Abu Hamza al-Masri, the Islamic cleric accused of aiding an al-Qaeda affiliate’s deadly attack in Yemen and trying to start a terrorist training camp in Oregon, said he plans to testify in his own defense at a trial almost a decade after the U.S. sought his extradition.
Abu Hamza, 55, who once preached at the Finsbury Park Mosque in North London, was first charged in a 2004 indictment. After his arrest by the Metropolitan Police in London that May, Abu Hamza, described by prosecutors as “a terrorist with global reach,” fought extradition before being brought to the U.S. in 2012.
Blind in one eye and missing both of his hands, Abu Hamza has been a zealous advocate for himself in both letters to the judge as well as in comments he’s made in court during pretrial hearings.
“I think I am innocent,” Abu Hamza told a judge during a pretrial hearing last week, saying he wanted a trial to “have a chance to defend myself.” In a Feb. 21 letter to the court, he said he planned to testify during his trial, which began today in federal court in Manhattan.
“It is also important for historians, researchers, investigative journalists and analysts who are awaiting anxiously the matter of your court,” he wrote the judge.
The government is seeking to use as evidence some of Abu Hamza’s sermons delivered at the mosque, which had been attended by convicted shoe-bomber Richard Reid and Zacarias Moussaoui, the so-called 20th hijacker who pleaded guilty to being part of the Sept. 11, 2001, terrorist plot.
U.S. District Judge Katherine Forrest, who is presiding over the case, hasn’t ruled on whether the jury will hear the speeches.
Forrest today selected a jury of eight men and four women to hear the case, telling the panel to return April 17 for lawyers’ opening statements.
She also ruled today that Saajid Badat, a U.K. man who pleaded guilty to attempting to detonate a shoe-bomb on a commercial aircraft in 2001, can testify for the government by closed-circuit television. Two other federal judges in New York have allowed Badat to testify in that way in other cases.
Abu Hamza, born in Egypt as Mustafa Kamel Mustafa, was granted British citizenship in 1986. He was convicted in the U.K. in 2006 of inciting followers to murder Jews and other non-Muslims in sermons from 1997 to 2000. He was sentenced to seven years in prison.
One set of charges alleged by the U.S. relates to the deaths of four of the 16 hostages, including two Americans, taken in a terrorist attack on a tourist caravan in Yemen in December 1998. According to the indictment, Abu Hamza provided a satellite phone to the leader of a faction of the Islamic Army of Aden and other co-conspirators.

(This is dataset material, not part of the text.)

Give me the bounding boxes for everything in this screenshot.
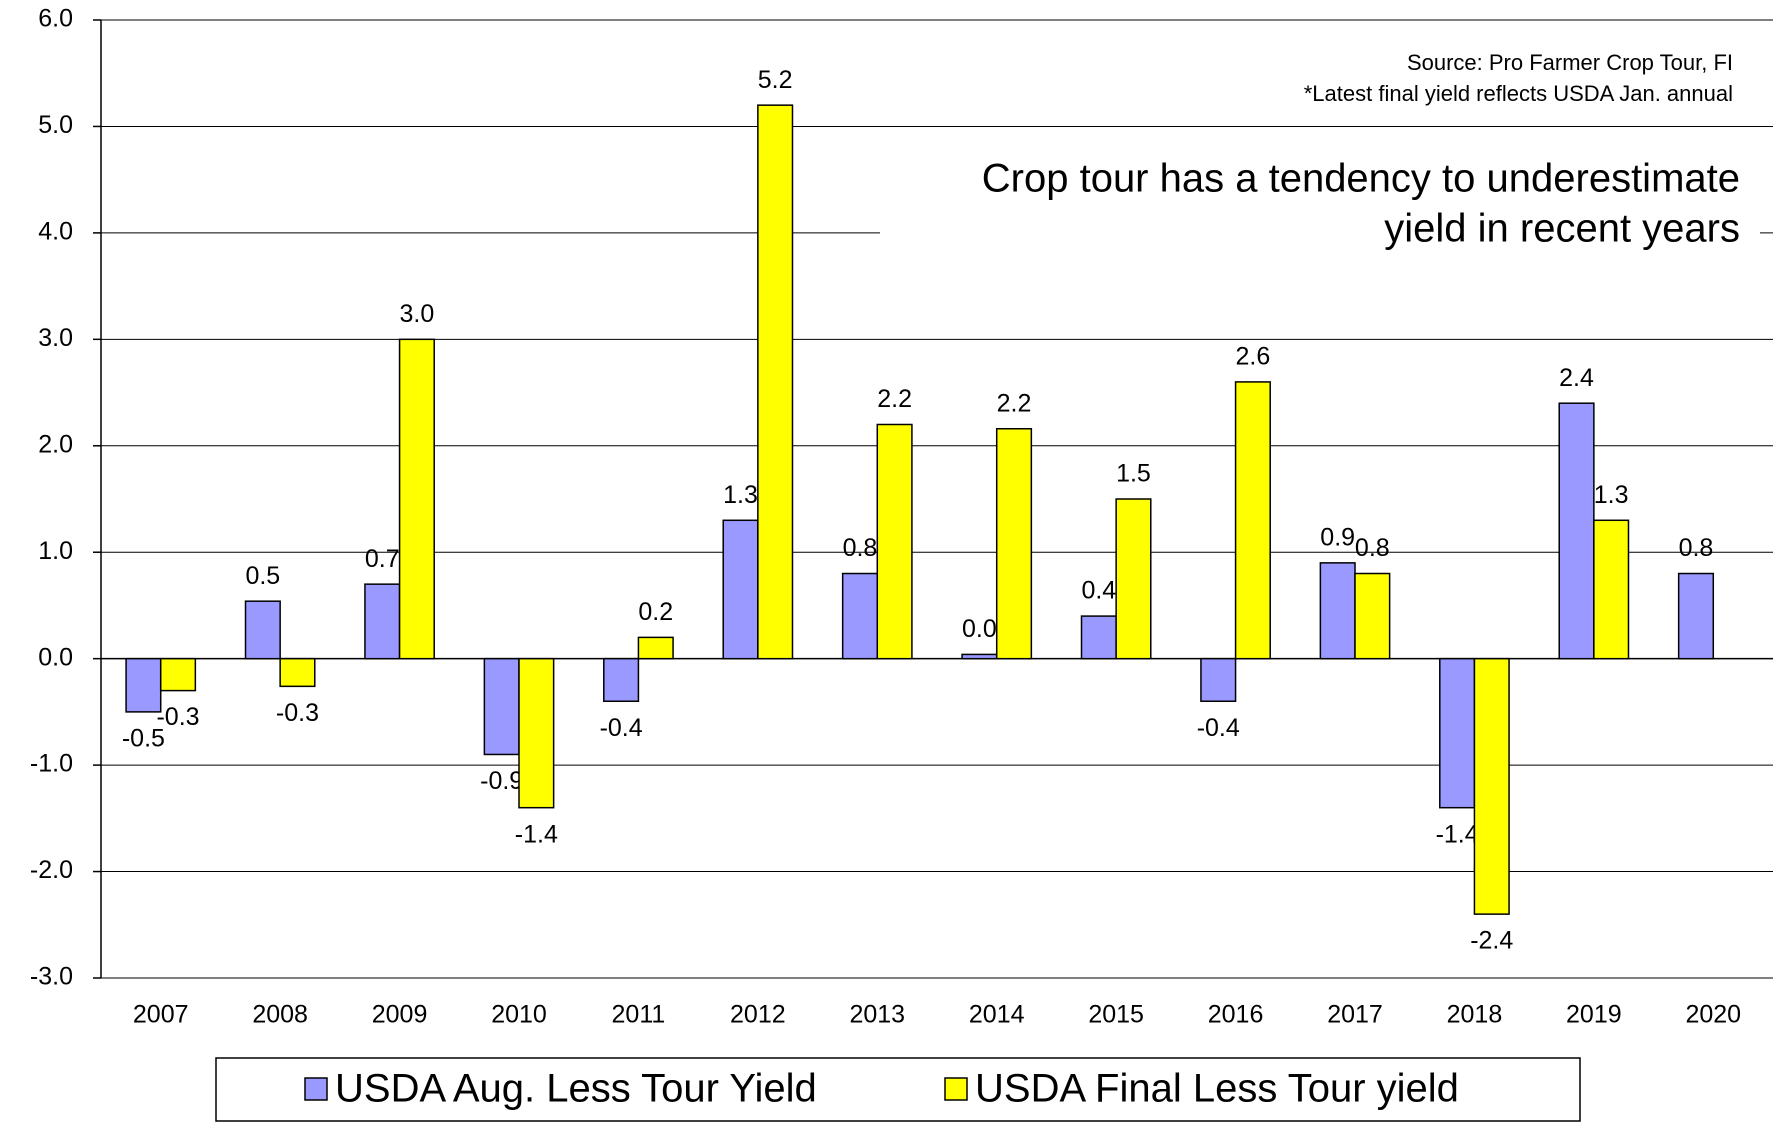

Abu Hamza spoke to the co-conspirators after the attack, agreed to act as an intermediary for them, and ordered additional airtime worth 500 British pounds ($837) for the satellite phone used by the terrorists, prosecutors have said.
Abu Hamza also attempted in 1999 and 2000 to start a terrorist training camp for al-Qaeda in Bly, Oregon, prosecutors in the office of Manhattan U.S. Attorney Preet Bharara alleged.
One co-defendant in the plot, Oussama Kassir, was convicted after a federal trial in Manhattan in 2009 and sentenced to life in prison. A second man is in the U.K. fighting extradition.
Abu Hamza is charged with 11 counts, including conspiracy to take hostages, hostage-taking, providing material support to al-Qaeda and conspiracy to aid the Taliban. He has pleaded not guilty. The maximum penalty for hostage-taking is life in prison.
The cases are U.S. v. Mustafa, 04-cr-00356, and U.S. v. al-Fawwaz, 98-cr-01023, U.S. District Court, Southern District of New York (Manhattan).